Nuestro mundo moderno no es precisamente el más capacitado para entender esta cercanía de Dios. Decimos tantas veces que Dios está lejos, que nos ha abandonado, que nos sentimos solos… Parece que Dios fuera un padre que se marchó a los cielos y que vive allí muy bien, mientras sus hijos sangran en la tierra.
Pero la Navidad demuestra que eso no es cierto. Al contrario. El verdadero Dios no es alguien tonante y lejano, perdido en su propia grandeza, despreocupado del abandono de sus hijos. Es alguien que abandonó él mismo los cielos para estar entre nosotros, ser como nosotros, vivir como nosotros, sufrir y morir como nosotros. Éste es el Dios de los cristianos. No alguien que de puro grande no nos quepa en nuestro corazón. Sino alguien que se hizo pequeño para poder estar entre nosotros. Éste es el mismo centro de nuestra fe.
¿Y por qué bajó de los cielos? Porque nos ama. Todo el que ama quiere estar cerca de la persona amada. Si pudiera no se alejaría ni un momento de ella. Viaja, si es necesario, para estar con ella. Quiere vivir en su misma casa, lo más cerca posible. Así Dios. Siendo, como es, el infinitamente otro, quiso ser el infinitamente nuestro. Siendo la omnipotencia, compartió nuestra debilidad. Siendo el eterno, se hizo temporal.
…Hay que abrir mucho los ojos del alma para enterarse. Porque, efectivamente, como dice un salmo “la misericordia de Dios llena la tierra”, cubre las almas con su incesante nevada de amor.
Navidad es la gran prueba. En estos días ese amor de Dios se hace visible en un portal. Ojalá se haga también visible en nuestras almas. Ojalá en estos días la paz de Dios, la ternura de Dios, la alegría de Dios, descienda sobre todos nosotros como descendió hace dos mil años sobre un pesebre en la ciudad de Belén.

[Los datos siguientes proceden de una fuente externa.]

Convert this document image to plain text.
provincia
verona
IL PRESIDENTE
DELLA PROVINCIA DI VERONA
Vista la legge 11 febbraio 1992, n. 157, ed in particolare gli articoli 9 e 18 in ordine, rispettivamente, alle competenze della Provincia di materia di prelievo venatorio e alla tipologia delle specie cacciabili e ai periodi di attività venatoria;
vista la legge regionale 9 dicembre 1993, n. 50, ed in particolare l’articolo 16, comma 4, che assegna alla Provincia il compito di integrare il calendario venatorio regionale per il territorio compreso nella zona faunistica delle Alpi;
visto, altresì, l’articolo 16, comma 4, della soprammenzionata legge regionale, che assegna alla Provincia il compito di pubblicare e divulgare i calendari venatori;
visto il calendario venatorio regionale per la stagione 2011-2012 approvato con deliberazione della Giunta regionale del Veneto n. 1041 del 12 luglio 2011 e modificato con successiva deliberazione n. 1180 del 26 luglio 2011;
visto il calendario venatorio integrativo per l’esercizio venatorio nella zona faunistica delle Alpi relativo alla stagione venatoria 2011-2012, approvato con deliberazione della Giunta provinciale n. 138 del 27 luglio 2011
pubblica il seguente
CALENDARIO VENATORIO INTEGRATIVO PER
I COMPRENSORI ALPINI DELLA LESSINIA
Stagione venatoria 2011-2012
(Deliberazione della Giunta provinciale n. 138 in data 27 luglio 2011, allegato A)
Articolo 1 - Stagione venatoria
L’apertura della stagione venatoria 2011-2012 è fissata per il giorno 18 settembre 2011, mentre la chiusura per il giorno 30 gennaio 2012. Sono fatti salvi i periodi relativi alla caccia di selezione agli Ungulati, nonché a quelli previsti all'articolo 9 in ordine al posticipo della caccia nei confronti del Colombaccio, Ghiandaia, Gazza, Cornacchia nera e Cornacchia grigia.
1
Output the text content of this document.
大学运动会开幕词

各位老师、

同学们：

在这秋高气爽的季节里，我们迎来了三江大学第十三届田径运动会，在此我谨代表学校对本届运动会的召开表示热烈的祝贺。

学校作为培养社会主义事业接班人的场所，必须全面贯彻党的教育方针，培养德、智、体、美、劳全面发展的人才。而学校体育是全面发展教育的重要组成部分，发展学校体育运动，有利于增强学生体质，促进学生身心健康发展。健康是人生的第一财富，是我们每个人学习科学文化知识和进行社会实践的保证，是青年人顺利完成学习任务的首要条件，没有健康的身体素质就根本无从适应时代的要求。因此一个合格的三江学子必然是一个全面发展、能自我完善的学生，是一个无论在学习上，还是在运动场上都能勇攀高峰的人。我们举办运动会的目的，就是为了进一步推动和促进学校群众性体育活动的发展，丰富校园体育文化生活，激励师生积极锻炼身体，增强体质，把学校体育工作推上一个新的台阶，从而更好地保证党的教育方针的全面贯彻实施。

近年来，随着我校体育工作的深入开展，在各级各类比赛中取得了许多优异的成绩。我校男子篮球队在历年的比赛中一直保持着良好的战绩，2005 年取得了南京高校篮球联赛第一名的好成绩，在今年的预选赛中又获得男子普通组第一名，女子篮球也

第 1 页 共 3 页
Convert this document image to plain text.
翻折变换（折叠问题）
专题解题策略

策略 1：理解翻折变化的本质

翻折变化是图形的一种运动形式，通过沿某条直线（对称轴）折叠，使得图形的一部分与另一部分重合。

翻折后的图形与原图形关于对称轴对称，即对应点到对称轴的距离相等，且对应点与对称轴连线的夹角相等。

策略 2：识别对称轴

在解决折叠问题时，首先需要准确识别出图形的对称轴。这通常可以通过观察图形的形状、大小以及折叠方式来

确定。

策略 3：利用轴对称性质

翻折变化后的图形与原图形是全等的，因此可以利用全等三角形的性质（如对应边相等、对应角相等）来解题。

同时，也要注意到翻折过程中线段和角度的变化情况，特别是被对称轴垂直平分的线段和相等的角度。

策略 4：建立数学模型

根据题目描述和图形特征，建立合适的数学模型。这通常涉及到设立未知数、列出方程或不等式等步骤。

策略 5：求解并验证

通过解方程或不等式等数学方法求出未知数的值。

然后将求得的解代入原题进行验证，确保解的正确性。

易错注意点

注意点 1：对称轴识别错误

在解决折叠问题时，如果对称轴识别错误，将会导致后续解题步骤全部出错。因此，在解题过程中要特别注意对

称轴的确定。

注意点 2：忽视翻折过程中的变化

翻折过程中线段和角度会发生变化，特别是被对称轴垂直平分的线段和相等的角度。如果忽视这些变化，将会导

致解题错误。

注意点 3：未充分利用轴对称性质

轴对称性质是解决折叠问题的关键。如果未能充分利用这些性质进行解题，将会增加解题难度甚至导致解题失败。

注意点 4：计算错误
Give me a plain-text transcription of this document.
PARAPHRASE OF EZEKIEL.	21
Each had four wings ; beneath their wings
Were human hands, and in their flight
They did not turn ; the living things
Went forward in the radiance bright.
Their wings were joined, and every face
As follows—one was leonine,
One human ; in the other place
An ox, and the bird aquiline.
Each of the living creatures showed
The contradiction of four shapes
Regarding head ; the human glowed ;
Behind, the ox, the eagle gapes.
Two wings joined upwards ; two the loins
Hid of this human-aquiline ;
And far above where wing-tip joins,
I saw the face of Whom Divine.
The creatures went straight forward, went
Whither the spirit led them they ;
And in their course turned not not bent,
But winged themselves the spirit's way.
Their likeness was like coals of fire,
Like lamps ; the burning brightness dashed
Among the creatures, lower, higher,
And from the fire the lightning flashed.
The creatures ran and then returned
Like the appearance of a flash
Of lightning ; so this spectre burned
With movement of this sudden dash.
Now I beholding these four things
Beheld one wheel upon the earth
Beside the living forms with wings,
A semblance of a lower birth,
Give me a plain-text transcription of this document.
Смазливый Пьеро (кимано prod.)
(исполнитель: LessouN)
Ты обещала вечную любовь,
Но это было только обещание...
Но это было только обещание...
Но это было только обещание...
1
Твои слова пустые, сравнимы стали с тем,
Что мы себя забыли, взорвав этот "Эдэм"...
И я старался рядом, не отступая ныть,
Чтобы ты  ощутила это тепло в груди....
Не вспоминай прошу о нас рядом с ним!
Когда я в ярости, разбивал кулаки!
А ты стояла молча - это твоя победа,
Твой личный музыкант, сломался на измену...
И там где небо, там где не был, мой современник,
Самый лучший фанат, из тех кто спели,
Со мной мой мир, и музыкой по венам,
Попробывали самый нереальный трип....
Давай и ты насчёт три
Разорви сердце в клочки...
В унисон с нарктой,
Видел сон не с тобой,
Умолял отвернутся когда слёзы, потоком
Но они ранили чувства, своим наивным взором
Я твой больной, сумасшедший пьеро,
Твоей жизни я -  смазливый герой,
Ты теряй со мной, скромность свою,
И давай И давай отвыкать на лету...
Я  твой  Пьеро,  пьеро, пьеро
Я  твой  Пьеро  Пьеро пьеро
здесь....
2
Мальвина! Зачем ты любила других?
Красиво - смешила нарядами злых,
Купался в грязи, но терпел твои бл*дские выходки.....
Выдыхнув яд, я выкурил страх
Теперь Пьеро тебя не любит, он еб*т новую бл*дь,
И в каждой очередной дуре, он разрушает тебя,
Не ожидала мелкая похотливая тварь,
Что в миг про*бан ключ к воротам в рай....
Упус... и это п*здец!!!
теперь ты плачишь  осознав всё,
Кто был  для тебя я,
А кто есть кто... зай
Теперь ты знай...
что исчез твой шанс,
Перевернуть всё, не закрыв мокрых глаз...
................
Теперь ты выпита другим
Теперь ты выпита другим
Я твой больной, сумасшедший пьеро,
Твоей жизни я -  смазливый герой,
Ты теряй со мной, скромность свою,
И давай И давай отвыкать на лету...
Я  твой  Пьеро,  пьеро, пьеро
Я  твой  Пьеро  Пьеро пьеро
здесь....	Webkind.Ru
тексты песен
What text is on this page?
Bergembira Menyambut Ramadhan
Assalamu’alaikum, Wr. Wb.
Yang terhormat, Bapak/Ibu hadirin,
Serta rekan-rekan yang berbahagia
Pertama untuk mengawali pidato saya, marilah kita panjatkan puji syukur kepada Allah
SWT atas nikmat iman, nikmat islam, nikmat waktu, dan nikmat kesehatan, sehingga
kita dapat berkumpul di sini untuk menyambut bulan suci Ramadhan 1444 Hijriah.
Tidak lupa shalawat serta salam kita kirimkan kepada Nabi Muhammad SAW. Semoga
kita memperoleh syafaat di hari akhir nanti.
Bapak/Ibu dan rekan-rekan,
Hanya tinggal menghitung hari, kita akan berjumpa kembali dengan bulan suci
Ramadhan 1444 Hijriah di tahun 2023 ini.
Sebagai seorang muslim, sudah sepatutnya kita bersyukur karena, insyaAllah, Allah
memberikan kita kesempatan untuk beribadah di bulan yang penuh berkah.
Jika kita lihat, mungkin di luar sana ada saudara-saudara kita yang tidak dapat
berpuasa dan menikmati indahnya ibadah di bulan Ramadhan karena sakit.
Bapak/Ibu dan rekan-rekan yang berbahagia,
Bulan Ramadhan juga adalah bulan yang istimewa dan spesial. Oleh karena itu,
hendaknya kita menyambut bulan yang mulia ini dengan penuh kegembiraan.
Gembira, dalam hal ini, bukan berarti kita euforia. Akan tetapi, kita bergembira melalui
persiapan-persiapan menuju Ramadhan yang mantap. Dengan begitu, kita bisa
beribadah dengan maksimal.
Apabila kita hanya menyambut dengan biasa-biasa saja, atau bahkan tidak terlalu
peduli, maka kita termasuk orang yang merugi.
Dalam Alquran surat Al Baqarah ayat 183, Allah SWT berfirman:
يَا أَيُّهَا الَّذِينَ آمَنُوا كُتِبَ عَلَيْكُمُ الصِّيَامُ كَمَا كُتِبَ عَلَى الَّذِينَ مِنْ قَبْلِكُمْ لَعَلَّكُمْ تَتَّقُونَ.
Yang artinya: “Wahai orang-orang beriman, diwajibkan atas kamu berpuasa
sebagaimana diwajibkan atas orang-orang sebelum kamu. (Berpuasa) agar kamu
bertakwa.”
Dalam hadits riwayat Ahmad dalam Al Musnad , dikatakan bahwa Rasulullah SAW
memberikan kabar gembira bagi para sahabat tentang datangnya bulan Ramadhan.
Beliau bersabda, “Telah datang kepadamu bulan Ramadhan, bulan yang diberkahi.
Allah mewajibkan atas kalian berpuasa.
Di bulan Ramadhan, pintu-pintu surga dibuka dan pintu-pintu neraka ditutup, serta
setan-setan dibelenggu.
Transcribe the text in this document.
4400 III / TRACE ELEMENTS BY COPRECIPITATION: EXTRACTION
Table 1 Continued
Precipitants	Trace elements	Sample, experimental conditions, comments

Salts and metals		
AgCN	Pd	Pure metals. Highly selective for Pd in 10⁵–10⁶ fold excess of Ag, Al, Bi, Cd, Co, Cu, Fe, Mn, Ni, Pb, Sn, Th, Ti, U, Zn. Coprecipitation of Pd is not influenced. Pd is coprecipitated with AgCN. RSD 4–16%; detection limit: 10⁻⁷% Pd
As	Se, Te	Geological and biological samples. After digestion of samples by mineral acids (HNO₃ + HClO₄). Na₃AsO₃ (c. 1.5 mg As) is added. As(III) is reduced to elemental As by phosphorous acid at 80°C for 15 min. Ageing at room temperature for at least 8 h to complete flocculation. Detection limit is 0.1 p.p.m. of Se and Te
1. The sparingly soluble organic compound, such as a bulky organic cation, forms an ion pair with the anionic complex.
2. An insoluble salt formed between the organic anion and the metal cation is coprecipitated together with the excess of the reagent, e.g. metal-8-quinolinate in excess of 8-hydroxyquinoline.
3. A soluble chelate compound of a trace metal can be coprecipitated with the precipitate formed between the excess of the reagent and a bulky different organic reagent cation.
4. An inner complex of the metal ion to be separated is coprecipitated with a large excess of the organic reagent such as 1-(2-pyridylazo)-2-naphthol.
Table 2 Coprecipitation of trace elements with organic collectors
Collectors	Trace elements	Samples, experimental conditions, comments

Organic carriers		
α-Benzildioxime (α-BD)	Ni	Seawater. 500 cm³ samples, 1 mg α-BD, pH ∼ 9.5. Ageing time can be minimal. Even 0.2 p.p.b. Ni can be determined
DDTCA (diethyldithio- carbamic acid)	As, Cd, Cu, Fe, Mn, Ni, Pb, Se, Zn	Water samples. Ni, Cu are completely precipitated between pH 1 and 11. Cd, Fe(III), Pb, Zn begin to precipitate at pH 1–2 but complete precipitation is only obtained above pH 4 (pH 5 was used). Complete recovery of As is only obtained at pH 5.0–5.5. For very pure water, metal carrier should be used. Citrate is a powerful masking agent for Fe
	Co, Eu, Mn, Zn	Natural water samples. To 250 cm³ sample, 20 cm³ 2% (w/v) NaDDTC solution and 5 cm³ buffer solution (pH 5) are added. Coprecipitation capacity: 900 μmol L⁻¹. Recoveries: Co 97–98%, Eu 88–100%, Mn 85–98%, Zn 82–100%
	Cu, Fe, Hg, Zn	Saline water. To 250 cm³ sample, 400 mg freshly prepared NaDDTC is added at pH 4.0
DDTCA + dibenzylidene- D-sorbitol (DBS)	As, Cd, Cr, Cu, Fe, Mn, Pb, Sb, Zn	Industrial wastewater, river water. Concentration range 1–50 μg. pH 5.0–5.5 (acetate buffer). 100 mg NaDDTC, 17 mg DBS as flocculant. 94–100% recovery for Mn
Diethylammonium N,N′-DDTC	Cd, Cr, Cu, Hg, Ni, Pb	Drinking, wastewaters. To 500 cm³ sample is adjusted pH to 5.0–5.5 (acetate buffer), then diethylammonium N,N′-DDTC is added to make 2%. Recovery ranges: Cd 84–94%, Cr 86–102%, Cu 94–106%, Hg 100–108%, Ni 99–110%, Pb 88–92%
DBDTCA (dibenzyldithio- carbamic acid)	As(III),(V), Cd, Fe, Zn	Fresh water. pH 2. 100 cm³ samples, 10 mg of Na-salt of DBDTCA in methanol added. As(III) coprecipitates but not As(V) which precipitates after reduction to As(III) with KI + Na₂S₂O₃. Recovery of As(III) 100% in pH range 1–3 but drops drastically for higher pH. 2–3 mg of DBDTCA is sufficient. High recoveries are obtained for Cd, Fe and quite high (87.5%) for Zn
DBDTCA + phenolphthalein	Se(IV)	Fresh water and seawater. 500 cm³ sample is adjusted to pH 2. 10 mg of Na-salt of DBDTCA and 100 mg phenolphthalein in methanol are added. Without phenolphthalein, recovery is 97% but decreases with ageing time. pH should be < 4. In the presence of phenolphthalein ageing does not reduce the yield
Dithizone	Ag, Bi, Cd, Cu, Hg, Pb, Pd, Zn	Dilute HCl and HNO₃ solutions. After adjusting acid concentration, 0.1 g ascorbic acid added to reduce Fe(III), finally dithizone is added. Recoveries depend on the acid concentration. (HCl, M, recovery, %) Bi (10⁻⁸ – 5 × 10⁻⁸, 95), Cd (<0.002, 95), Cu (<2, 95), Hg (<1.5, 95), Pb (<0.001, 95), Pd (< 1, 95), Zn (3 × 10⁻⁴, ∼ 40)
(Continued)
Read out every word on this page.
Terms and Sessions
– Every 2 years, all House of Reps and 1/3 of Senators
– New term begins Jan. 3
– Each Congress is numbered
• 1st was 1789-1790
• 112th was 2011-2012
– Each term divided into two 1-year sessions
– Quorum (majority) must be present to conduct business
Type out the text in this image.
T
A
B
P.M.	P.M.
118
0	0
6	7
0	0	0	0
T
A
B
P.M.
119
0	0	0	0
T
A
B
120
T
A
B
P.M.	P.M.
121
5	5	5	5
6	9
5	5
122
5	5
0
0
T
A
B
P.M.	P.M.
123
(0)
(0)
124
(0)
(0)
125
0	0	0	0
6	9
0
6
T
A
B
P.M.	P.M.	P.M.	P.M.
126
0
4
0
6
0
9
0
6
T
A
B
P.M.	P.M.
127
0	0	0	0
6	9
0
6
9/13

Pues bien: la Navidad es como el tiempo en el que esa misericordia de Dios se reduplica sobre el mundo y sobre nuestras cabezas. Es como si, al darnos a su Hijo, nos amase el doble que de ordinario. Durante estos días de Navidad, todos los que tienen los ojos bien abiertos se vuelven más niños porque es como si fuesen redobladamente hijos y como si Dios fuera en estos días el doble de Padre”.
Dios no es el Universo ni una energía
Quien cree en Jesús, cree en lo que él dijo de sí mismo. O estaba loco o era Dios. Todo indica la segunda opción, pero nos cuesta aún a los cristianos que muchas veces minimizamos su nombre.
Los cristianos creemos que Jesús es verdadero Dios y verdadero hombre. No es menos Dios por ser hombre, ni menos hombre que nosotros por ser Dios. No hay competencia entre el hombre y Dios, porque Dios se ha encarnado, se ha unido a nuestra humanidad y a nuestra historia. Desde entonces todo lo humano nos habla de Dios y Dios siempre está más cerca de lo que imaginamos.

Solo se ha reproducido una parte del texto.